那些热情过度的叔婶,对着她好一阵嘘寒问暖,感慨她年纪轻轻就摔断了腿,对凤瑾瑜则一顿呵斥。接着将他拉到一边,耳提面授,一套套花样繁多的宠妻计就这么东拼拼西凑凑,来了个全套。
登堂入室,半夜偷溜上她的床榻不说,还不厌其烦地唤她夫人!娘子!小心肝!听得她一身鸡皮疙瘩,偏生这男子越挫越勇,脸皮厚的连眼刀子都插不进去。
“小心肝,可想好了?”凤瑾瑜将车夫打发走,翻身坐在马车车厢外,一手揭开帷幔,一手握着女子不断挣扎的手,啄了又啄,好整以暇地注视着她,“二选一!瑶瑶,怎么看你都不吃亏。”

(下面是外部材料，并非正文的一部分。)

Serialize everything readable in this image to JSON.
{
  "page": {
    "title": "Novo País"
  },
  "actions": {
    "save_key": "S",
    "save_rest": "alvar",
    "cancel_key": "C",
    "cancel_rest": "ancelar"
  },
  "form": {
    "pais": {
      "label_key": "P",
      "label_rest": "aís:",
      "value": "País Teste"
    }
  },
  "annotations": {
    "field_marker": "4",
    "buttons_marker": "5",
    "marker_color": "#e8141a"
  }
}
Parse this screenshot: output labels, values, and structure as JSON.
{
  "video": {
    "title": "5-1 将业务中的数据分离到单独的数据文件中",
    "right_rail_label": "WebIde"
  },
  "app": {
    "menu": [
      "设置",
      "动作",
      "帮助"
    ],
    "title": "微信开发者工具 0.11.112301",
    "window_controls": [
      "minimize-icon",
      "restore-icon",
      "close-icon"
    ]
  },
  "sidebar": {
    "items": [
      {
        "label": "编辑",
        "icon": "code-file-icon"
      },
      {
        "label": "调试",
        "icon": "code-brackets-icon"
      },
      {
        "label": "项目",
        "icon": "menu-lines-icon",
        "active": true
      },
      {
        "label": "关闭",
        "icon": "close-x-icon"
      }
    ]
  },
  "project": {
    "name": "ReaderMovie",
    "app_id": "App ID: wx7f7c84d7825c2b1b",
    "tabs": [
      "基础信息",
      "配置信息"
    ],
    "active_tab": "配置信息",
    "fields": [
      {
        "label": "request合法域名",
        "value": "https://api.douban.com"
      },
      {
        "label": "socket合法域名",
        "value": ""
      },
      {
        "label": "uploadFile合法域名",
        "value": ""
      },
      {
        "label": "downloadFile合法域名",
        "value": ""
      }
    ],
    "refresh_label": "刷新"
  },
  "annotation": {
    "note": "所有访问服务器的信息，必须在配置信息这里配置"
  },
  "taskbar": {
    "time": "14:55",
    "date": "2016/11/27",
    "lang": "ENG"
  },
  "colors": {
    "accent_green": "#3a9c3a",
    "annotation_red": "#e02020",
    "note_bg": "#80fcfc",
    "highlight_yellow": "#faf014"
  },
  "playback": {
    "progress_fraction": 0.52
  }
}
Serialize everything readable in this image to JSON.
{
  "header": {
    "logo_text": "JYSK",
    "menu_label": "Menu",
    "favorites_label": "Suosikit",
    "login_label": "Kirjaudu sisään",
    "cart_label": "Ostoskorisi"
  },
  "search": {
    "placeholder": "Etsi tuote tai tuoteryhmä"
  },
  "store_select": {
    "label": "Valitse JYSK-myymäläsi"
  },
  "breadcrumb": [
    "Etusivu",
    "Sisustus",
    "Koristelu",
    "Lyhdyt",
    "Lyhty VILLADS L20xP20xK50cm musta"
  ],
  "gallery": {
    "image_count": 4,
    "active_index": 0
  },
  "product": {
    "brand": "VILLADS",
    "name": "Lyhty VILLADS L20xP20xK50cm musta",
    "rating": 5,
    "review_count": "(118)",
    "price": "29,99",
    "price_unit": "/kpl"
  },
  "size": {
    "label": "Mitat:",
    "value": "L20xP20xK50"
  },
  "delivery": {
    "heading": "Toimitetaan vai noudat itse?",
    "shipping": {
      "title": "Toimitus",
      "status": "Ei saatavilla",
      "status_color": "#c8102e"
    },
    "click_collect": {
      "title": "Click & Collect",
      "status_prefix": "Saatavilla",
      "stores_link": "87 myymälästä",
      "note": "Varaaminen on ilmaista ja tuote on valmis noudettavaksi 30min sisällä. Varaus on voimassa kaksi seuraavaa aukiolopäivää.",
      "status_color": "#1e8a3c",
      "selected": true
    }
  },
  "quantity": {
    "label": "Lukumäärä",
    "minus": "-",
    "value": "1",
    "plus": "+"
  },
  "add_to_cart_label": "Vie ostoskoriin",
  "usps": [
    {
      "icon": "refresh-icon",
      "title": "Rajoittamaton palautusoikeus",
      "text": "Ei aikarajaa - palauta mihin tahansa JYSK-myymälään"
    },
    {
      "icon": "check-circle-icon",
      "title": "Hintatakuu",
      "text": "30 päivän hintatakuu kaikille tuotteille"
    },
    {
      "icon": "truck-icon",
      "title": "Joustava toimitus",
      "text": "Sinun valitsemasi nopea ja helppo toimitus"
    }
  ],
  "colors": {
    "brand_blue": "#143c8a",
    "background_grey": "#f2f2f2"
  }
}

明明亏大发了!女子闭闭眼,好一阵挣扎,终究妥协了。一声僵硬的“相公”从车厢传出,让男子心都暖化了,面上却风云不改,佯装作未听闻的模样,掏掏耳朵,“咦,刚才是有蚊子在‘嗡嗡’叫吗?”
他竟敢拿她同蚊子作比!凤瑶兮伸出另一只手,狠狠给了他一拳,咬牙切齿道:“登徒子!别太过分!”
她力道极小,连给他挠痒痒他都嫌轻。
男子笑着走进车厢,一把将她横抱起。凤瑶兮哼了哼,合上眼不肯看他。后者憋回笑,动了动胳膊,贴心地替她在他怀里寻了个舒适的位置,这才弯腰走出去,动作利落却平稳地跳下马车。